I have a question about backpropagation, I'm a beginner, I'm studying the formulas to calculate the delta of neurons, there are several sources on the internet, which teach in different ways, so I'm confused about the formulas presented in the explanations, as they are a little different. Please, could someone help me understand if the explanations in these two articles are equivalent?:
This first article: https://home.agh.edu.pl/~vlsi/AI/backp_t_en/backprop.html, it says that the error of a neuron in the current hidden layer is the sum of all (error* connection weight)
of the neurons in the next layer. The error calculation in this article does not use the derivative of the neuron activation when calculating the error. Instead, it will only use the derivative when updating the weights, using the formula "wNew = wOld + (learningRate * error * derivative * input)
", this is where it will use the derivative.

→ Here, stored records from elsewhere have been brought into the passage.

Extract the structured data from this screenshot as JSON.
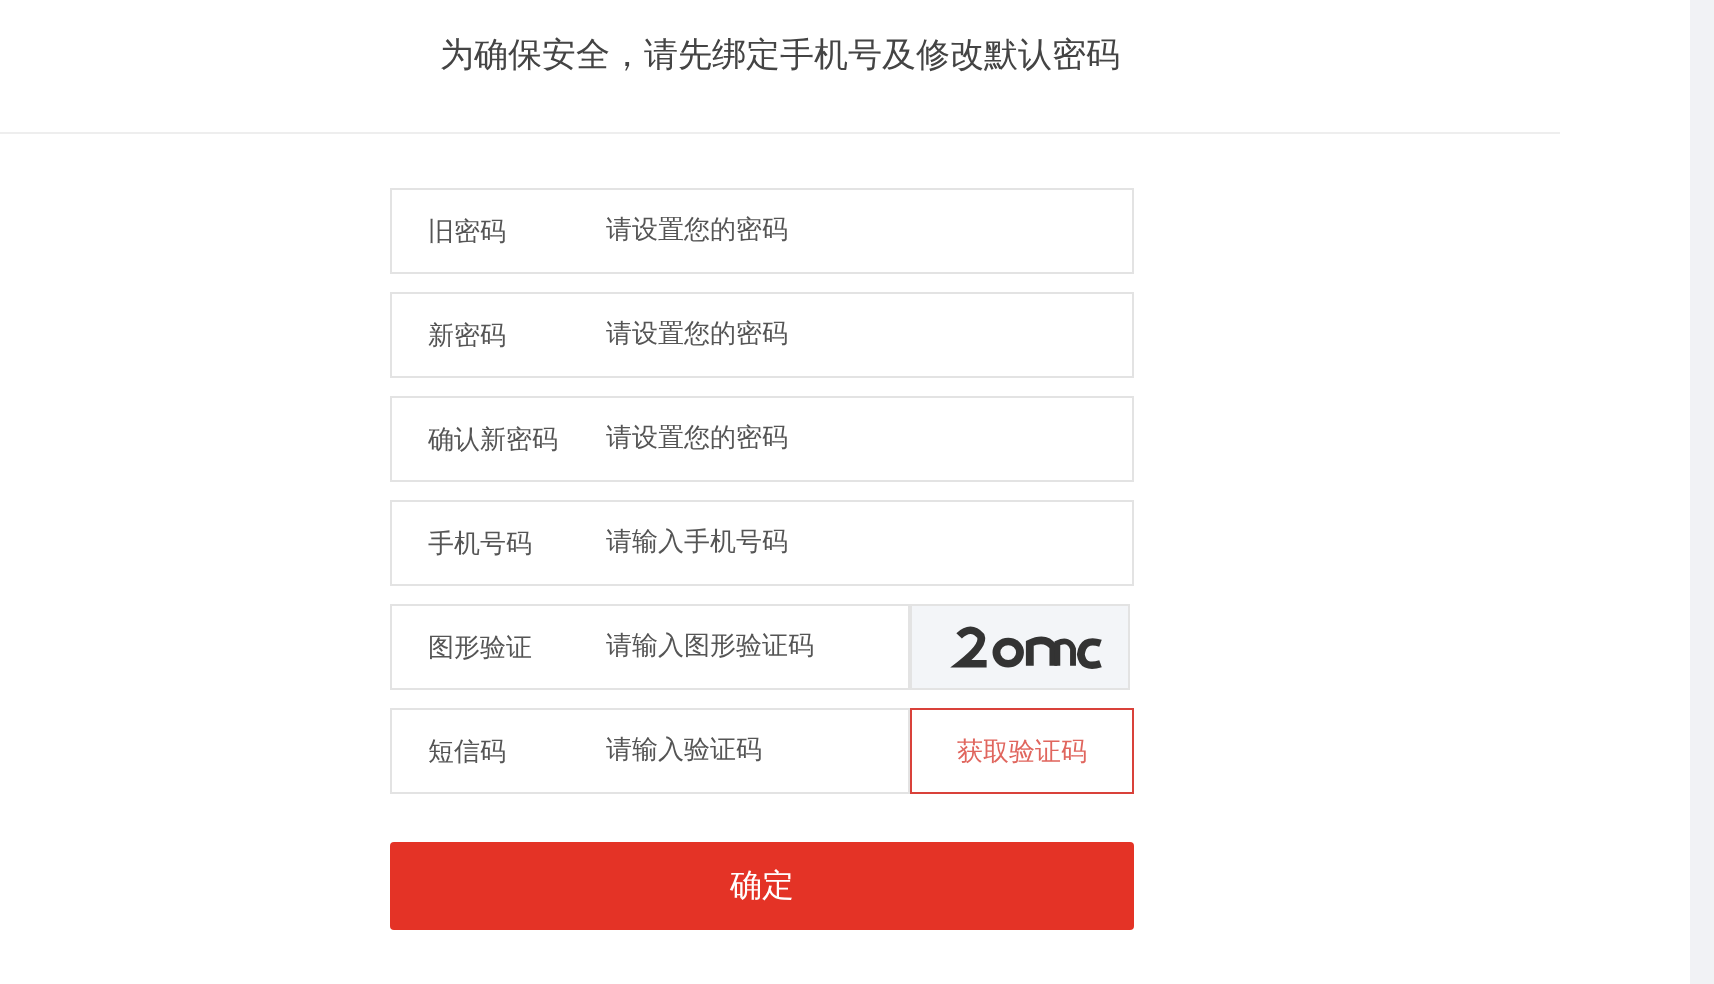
{
  "heading": "为确保安全，请先绑定手机号及修改默认密码",
  "fields": [
    {
      "kind": "plain",
      "label": "旧密码",
      "placeholder": "请设置您的密码"
    },
    {
      "kind": "plain",
      "label": "新密码",
      "placeholder": "请设置您的密码"
    },
    {
      "kind": "plain",
      "label": "确认新密码",
      "placeholder": "请设置您的密码"
    },
    {
      "kind": "plain",
      "label": "手机号码",
      "placeholder": "请输入手机号码"
    },
    {
      "kind": "captcha",
      "label": "图形验证",
      "placeholder": "请输入图形验证码"
    },
    {
      "kind": "sms",
      "label": "短信码",
      "placeholder": "请输入验证码",
      "action": "获取验证码"
    }
  ],
  "submit": "确定"
}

However, in this second article: https://machinelearningmastery.com/implement-backpropagation-algorithm-scratch-python/, which teaches how to program a multi-layer perceptron from scratch in Python, he does it a little differently, In the formula for updating the weights he uses a variable called "delta", he explains that the "delta" of a neuron is the (neuron's error * derivative from the neuron's activation)
, and to calculate this delta we need the neuron's error. In the code presented in this article, the error of a neuron in the hidden layer is also a sum, but it is the sum of (neuron delta * connection weight)
of the neurons in the next layer, therefore it first calculates the error of all neurons, then it calculates the "deltas" of all neurons (so, to calculate the deltas of neurons in one layer it uses the deltas of the next layer), and then updates the weights. And since in this article he already calculated the delta as being the (error * derivative), when updating the weights, the formula for updating the weights is simply "wNew = wOld + (learningRate * delta * input)
"
So I'm confused, specifically about SUM. I would really like to understand why in the first article: https://home.agh.edu.pl/~vlsi/AI/backp_t_en/backprop.html, he calculates the neuron error without using the derivative, and only uses the derivative just when updating the weights. And on the other hand, in this other article: https://machinelearningmastery.com/implement-backpropagation-algorithm-scratch-python/, it calculates the errors and then calculates the deltas using the derivative to calculate these deltas, to then update the weights without needing to use a derivative in the formula to update the weights
Why are there these differences in the formulas of the two articles? This is a question I've had for a long time, I would really like to understand. Are the explanations in these two articles equivalent? Please help me clarify this doubt?